Carmelo Anthony Says A Broken System Is More Than Just Police Brutality

The system is broken.

By  Marjua Estevez

In the new issue of ESPN magazine, Carmelo Anthony talks more about systemic racism and police violence than he does basketball. Following the death of Baltimore’s Freddie Gray in April 2015, the NBA superstar felt it his civic duty to make a stand against the extrajudicial murders occurring disproportionately in black and brown communities.

After participating in ads against gun violence, and building basketball courts across Brooklyn, Baltimore and Puerto Rico, Anthony followed those lesser known acts of social change with a grand opening at the 2016 ESPY awards where he was joined by LeBron James, Dwyane Wade and Chris Paul to challenge fellow athletes to speak up on behalf of the injustices affecting people of color.

Carmelo, whose late father Carmelo Iriarte was also an activist and a member of Puerto Rican nationalist group the Young Lords, is entering his 14th NBA season during a time of national unrest. Realizing his power as a professional athlete and toast of the sports world, Melo sits down with ESPN in an interview that aims to unpack racial politics concerning police violence, and the many variables at play behind a broken system.

The system is broken.
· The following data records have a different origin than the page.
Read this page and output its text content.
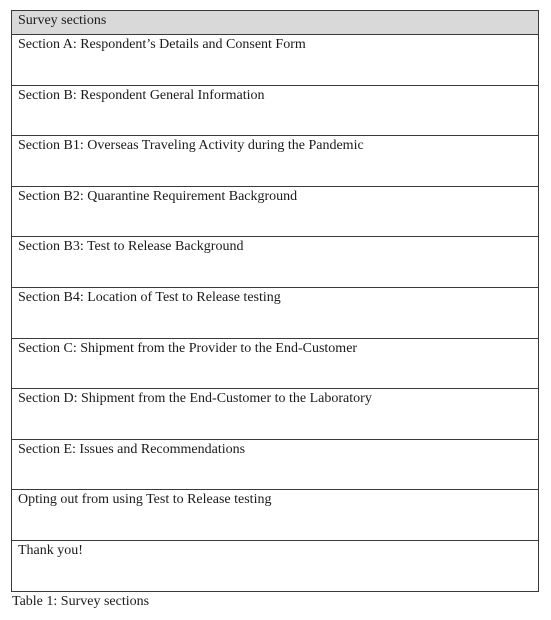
Survey sections
Section A: Respondent’s Details and Consent Form
Section B: Respondent General Information
Section B1: Overseas Traveling Activity during the Pandemic
Section B2: Quarantine Requirement Background
Section B3: Test to Release Background
Section B4: Location of Test to Release testing
Section C: Shipment from the Provider to the End-Customer
Section D: Shipment from the End-Customer to the Laboratory
Section E: Issues and Recommendations
Opting out from using Test to Release testing
Thank you!
Table 1: Survey sections
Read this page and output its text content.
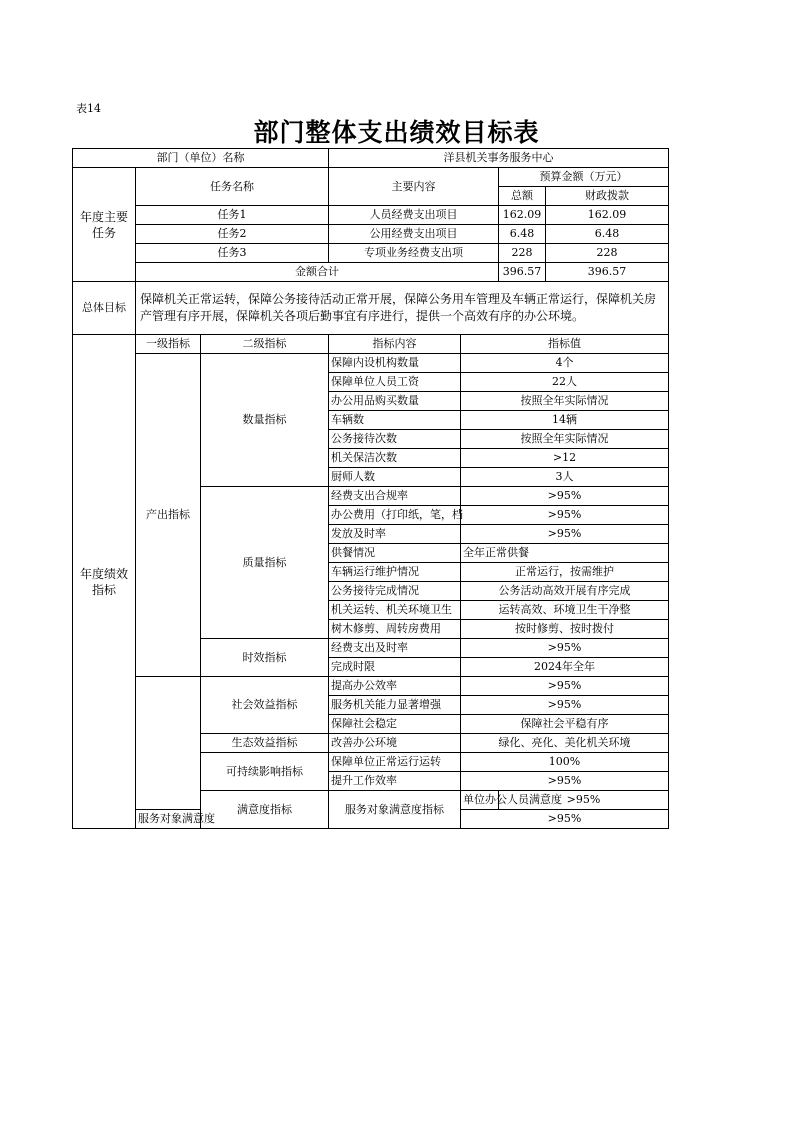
表14
部门整体支出绩效目标表
部门（单位）名称			洋县机关事务服务中心				
年度主要任务	任务名称		主要内容		预算金额（万元）		
					总额	财政拨款	
	任务1		人员经费支出项目		162.09	162.09	
	任务2		公用经费支出项目		6.48	6.48	
	任务3		专项业务经费支出项		228	228	
	金额合计				396.57	396.57	
总体目标	保障机关正常运转，保障公务接待活动正常开展，保障公务用车管理及车辆正常运行，保障机关房产管理有序开展，保障机关各项后勤事宜有序进行，提供一个高效有序的办公环境。						
年度绩效指标	一级指标	二级指标	指标内容	指标值			
	产出指标	数量指标	保障内设机构数量	4个			
			保障单位人员工资	22人			
			办公用品购买数量	按照全年实际情况			
			车辆数	14辆			
			公务接待次数	按照全年实际情况			
			机关保洁次数	>12			
			厨师人数	3人			
		质量指标	经费支出合规率	>95%			
			办公费用（打印纸，笔，档	>95%			
			发放及时率	>95%			
			供餐情况	全年正常供餐			
			车辆运行维护情况	正常运行，按需维护			
			公务接待完成情况	公务活动高效开展有序完成			
			机关运转、机关环境卫生	运转高效、环境卫生干净整			
			树木修剪、周转房费用	按时修剪、按时拨付			
		时效指标	经费支出及时率	>95%			
			完成时限	2024年全年			
		社会效益指标	提高办公效率	>95%			
			服务机关能力显著增强	>95%			
			保障社会稳定	保障社会平稳有序			
		生态效益指标	改善办公环境	绿化、亮化、美化机关环境			
		可持续影响指标	保障单位正常运行运转	100%			
			提升工作效率	>95%			
		满意度指标	服务对象满意度指标	单位办公人员满意度	>95%		
	服务对象满意度			>95%			
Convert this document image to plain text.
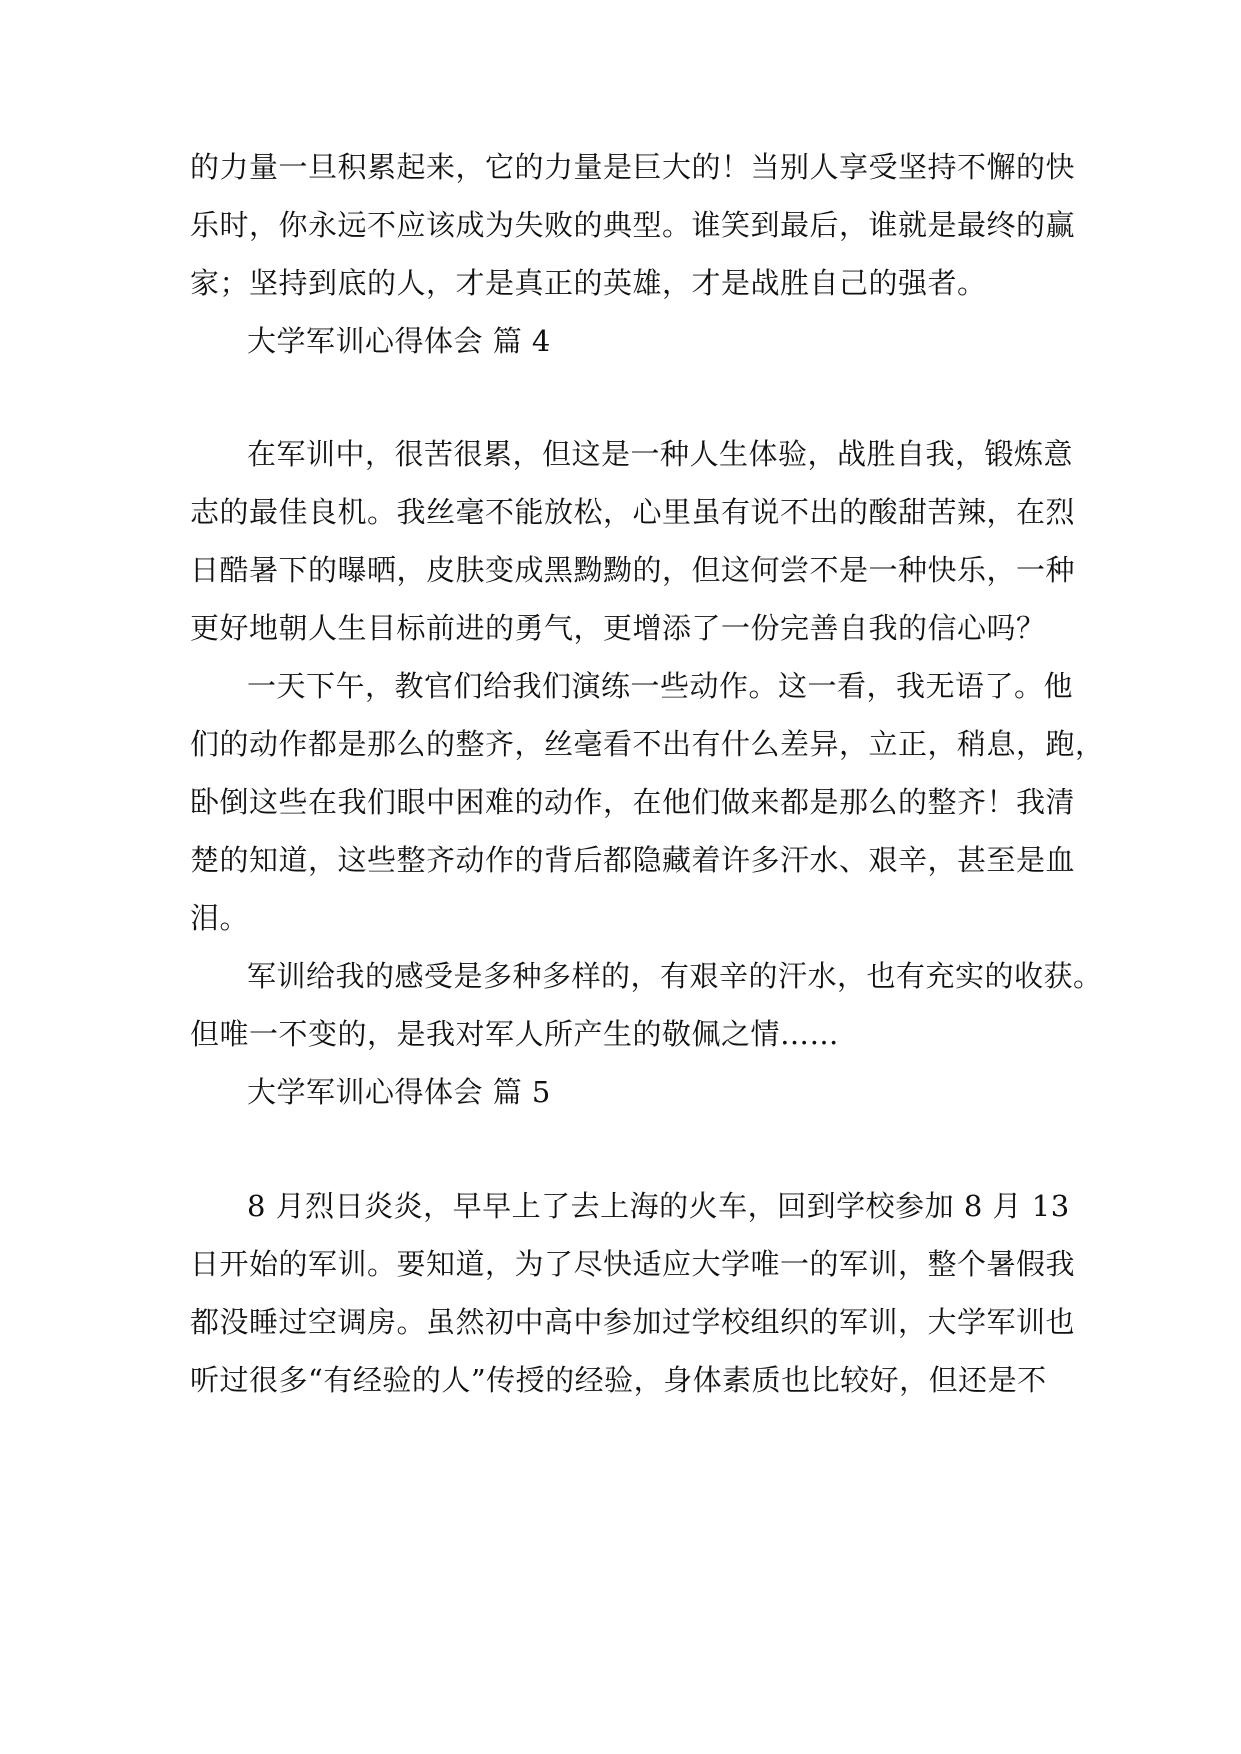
的力量一旦积累起来，它的力量是巨大的！当别人享受坚持不懈的快
乐时，你永远不应该成为失败的典型。谁笑到最后，谁就是最终的赢
家；坚持到底的人，才是真正的英雄，才是战胜自己的强者。
大学军训心得体会 篇 4
在军训中，很苦很累，但这是一种人生体验，战胜自我，锻炼意
志的最佳良机。我丝毫不能放松，心里虽有说不出的酸甜苦辣，在烈
日酷暑下的曝晒，皮肤变成黑黝黝的，但这何尝不是一种快乐，一种
更好地朝人生目标前进的勇气，更增添了一份完善自我的信心吗？
一天下午，教官们给我们演练一些动作。这一看，我无语了。他
们的动作都是那么的整齐，丝毫看不出有什么差异，立正，稍息，跑，
卧倒这些在我们眼中困难的动作，在他们做来都是那么的整齐！我清
楚的知道，这些整齐动作的背后都隐藏着许多汗水、艰辛，甚至是血
泪。
军训给我的感受是多种多样的，有艰辛的汗水，也有充实的收获。
但唯一不变的，是我对军人所产生的敬佩之情……
大学军训心得体会 篇 5
8 月烈日炎炎，早早上了去上海的火车，回到学校参加 8 月 13
日开始的军训。要知道，为了尽快适应大学唯一的军训，整个暑假我
都没睡过空调房。虽然初中高中参加过学校组织的军训，大学军训也
听过很多“有经验的人”传授的经验，身体素质也比较好，但还是不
It trickles down. It’s the education. You’ve got to be educated to know how to deal with police. The police have to be educated on how to deal with people. The system has to put the right police in the right situations. Like, you can’t put white police in the ‘hood. You just can’t do that. They don’t know how to react. They don’t know how to respond to those different situations. They’ve never been around that, you know? When I was growing up, we knew police by their first name. We gave them the nicknames. But that’s only because we related. And when the white police came into our neighborhood, the black police said, “Yo, we got this.” That doesn’t happen anymore. You got black police afraid to go into black communities now, and the white police are like, “Shit, I’ll come. It’s a job. I’ll go in there and do it.” Not knowing what’s going to happen.